By EWA MATUSZEWSKI
‘Dr. Smith’, a specialty physician, retired during the pandemic. His office lease was up and the thought of committing to another five-year lease amid ongoing uncertainty seemed unwise. Did he move onto a life of golf, travel, and other leisure focused activities? Hardly. He didn’t move on at all. As a matter of fact, he was bored silly. It was an opportunity to switch fields and take on a new position at a local hospital that crystallized his thinking on retirement. Namely, he didn’t want to be retired – at least not yet.

I have plenty of other anecdotal stories of physicians who retired too soon. What I’m beginning to believe is that we can find a role for these retired-too-soon physicians. Admittedly, many do not want to return to their previous physician lives. The stress of running a private practice and its myriad details and push and pulls – especially the hiring and retention of staff and the many business details and uncertainties of self-employment – has permanently lost its appeal. And for those who were hospital-employed, the internal politics of health systems, a perceived lack of autonomy and the constant push to use more hospital services, keeps them from returning.

A consistent message I get from retired-too-soon physicians is they have capacity and miss their patients and the practice of medicine. But they don’t necessarily want to be in charge of anything “business-focused” anymore. And they may want remote-only options. Many don’t want to work full-time.

Enter remote work and the healthcare deserts of rural areas such as Michigan’s Upper Peninsula and Northern Lower Peninsula. The lack of primary care physicians in sparsely populated areas is well documented. The need for behavioral health providers in these areas is, too. It’s not hyperbole to say it’s a public health crisis in both specialty areas. Could recently retired physicians help fill the gap via telehealth?

Physicians could dedicate 10 to 20 remote hours a week in two to four five-hour increments to provide ‘intake’ on new patient care or augment an existing physician practice that can’t handle its patient load. Those with experience doing so could provide initial mental health assessments for patients who have scheduled appointments – or are trying to do so – specifically for a behavioral heath issue or substance use disorder.

Granted, not all remote residents have sufficient access to technology or wi-fi. But for those without laptops or smart phones, perhaps the existing physician offices could add private patient rooms that offer video portals to physicians outside the area. Or such portals could be provided in community spaces such as libraries or community buildings that have rooms offering privacy. With the level of grant funding available for improving access to healthcare innovation, I’m confident funds could be found to launch and sustain this type of rural health initiative.

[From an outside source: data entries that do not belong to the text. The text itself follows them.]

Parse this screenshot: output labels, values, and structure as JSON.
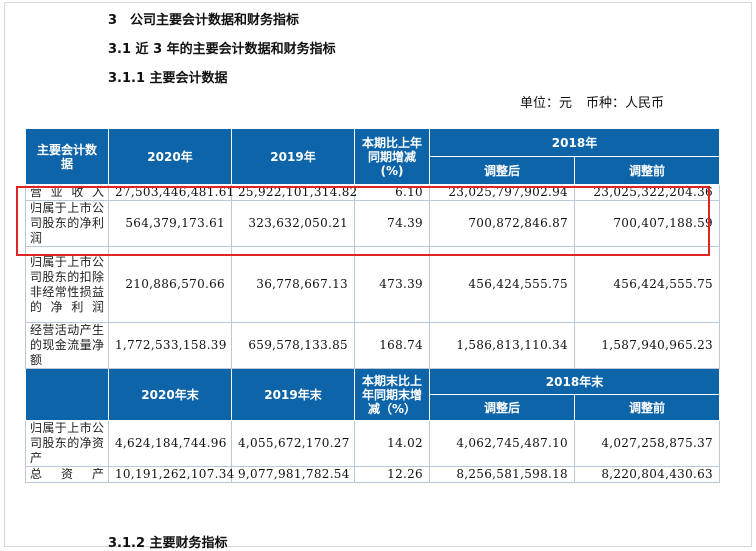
{
  "headings": {
    "section_num": "3",
    "section_title": "公司主要会计数据和财务指标",
    "sub1": "3.1 近 3 年的主要会计数据和财务指标",
    "sub2": "3.1.1 主要会计数据",
    "sub3": "3.1.2 主要财务指标"
  },
  "unit": {
    "unit_text": "单位：元",
    "currency_text": "币种：人民币"
  },
  "table1": {
    "col_item": "主要会计数据",
    "col_2020": "2020年",
    "col_2019": "2019年",
    "col_change": "本期比上年同期增减(%)",
    "col_2018": "2018年",
    "col_adjusted_after": "调整后",
    "col_adjusted_before": "调整前",
    "rows": [
      {
        "label": "营业收入",
        "v2020": "27,503,446,481.61",
        "v2019": "25,922,101,314.82",
        "change": "6.10",
        "after": "23,025,797,902.94",
        "before": "23,025,322,204.36"
      },
      {
        "label": "归属于上市公司股东的净利润",
        "v2020": "564,379,173.61",
        "v2019": "323,632,050.21",
        "change": "74.39",
        "after": "700,872,846.87",
        "before": "700,407,188.59"
      },
      {
        "label": "归属于上市公司股东的扣除非经常性损益的净利润",
        "v2020": "210,886,570.66",
        "v2019": "36,778,667.13",
        "change": "473.39",
        "after": "456,424,555.75",
        "before": "456,424,555.75"
      },
      {
        "label": "经营活动产生的现金流量净额",
        "v2020": "1,772,533,158.39",
        "v2019": "659,578,133.85",
        "change": "168.74",
        "after": "1,586,813,110.34",
        "before": "1,587,940,965.23"
      }
    ]
  },
  "table2": {
    "col_item": "",
    "col_2020": "2020年末",
    "col_2019": "2019年末",
    "col_change": "本期末比上年同期末增减（%）",
    "col_2018": "2018年末",
    "col_adjusted_after": "调整后",
    "col_adjusted_before": "调整前",
    "rows": [
      {
        "label": "归属于上市公司股东的净资产",
        "v2020": "4,624,184,744.96",
        "v2019": "4,055,672,170.27",
        "change": "14.02",
        "after": "4,062,745,487.10",
        "before": "4,027,258,875.37"
      },
      {
        "label": "总资产",
        "v2020": "10,191,262,107.34",
        "v2019": "9,077,981,782.54",
        "change": "12.26",
        "after": "8,256,581,598.18",
        "before": "8,220,804,430.63"
      }
    ]
  },
  "highlight_color": "#e02424",
  "header_color": "#0e64a8"
}
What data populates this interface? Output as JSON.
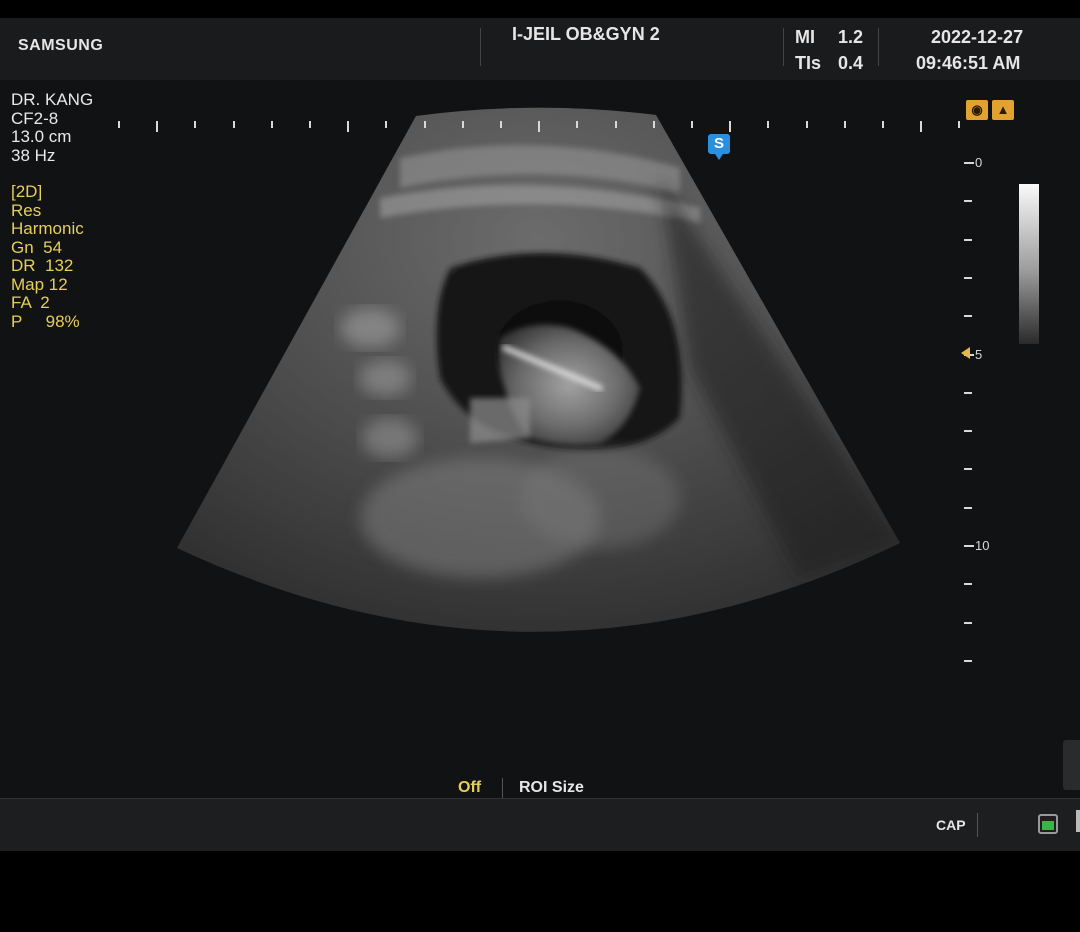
{
  "header": {
    "brand": "SAMSUNG",
    "hospital": "I-JEIL OB&GYN 2",
    "mi_label": "MI",
    "mi_value": "1.2",
    "tis_label": "TIs",
    "tis_value": "0.4",
    "date": "2022-12-27",
    "time": "09:46:51 AM"
  },
  "probe_info": {
    "operator": "DR. KANG",
    "probe": "CF2-8",
    "depth": "13.0 cm",
    "frame_rate": "38 Hz"
  },
  "imaging_params": {
    "mode": "[2D]",
    "res": "Res",
    "harmonic": "Harmonic",
    "gain": "Gn  54",
    "dynamic_range": "DR  132",
    "map": "Map 12",
    "fa": "FA  2",
    "power": "P     98%"
  },
  "depth_scale": {
    "labels": [
      "0",
      "5",
      "10"
    ],
    "unit": "cm"
  },
  "icons": {
    "orientation_left": "orientation-marker-icon",
    "orientation_right": "orientation-marker-icon",
    "s_marker": "s-marker-icon",
    "focus": "focus-arrow-icon",
    "battery": "battery-icon",
    "s_label": "S"
  },
  "bottom_bar": {
    "roi_status": "Off",
    "roi_label": "ROI Size",
    "cap_label": "CAP"
  },
  "colors": {
    "param_text": "#e6cf58",
    "white_text": "#e6e6e6",
    "s_marker": "#2b8fe0",
    "orientation": "#e2a22f",
    "battery": "#39b54a"
  }
}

Retired physicians often maintain their certifications and licensure. In my own experience with retired physicians, they continue to read medical journals and stay current on evidence-based medicine in their field, as well as pharmacological advances. Retired physicians willing to work may not seek it out but would be more than happy to consider opportunities to continue using their skills in situations where they could create their own schedule and work from the comfort of home.

Interestingly, as I was writing this column, I ran across an article in the Wall Street Journal on a recent survey looking at the effectiveness of older versus younger physicians serving as hospitalists, a subspecialty of internal medicine. While the younger physicians fared somewhat better in terms of decreased patient mortality (for a variety of potential reasons), an important survey finding was that the older physicians who fared best were those with a full patient load. It’s just one survey, but perhaps consideration of employing retired physicians would include those who retired in the past 18 months from a full-time position and are less than 70 years of age.

As Michigan ages and the corresponding need for care increases, we need to be creative in finding viable and sustainable solutions. Re-engaging retired physicians should be near the top of the list.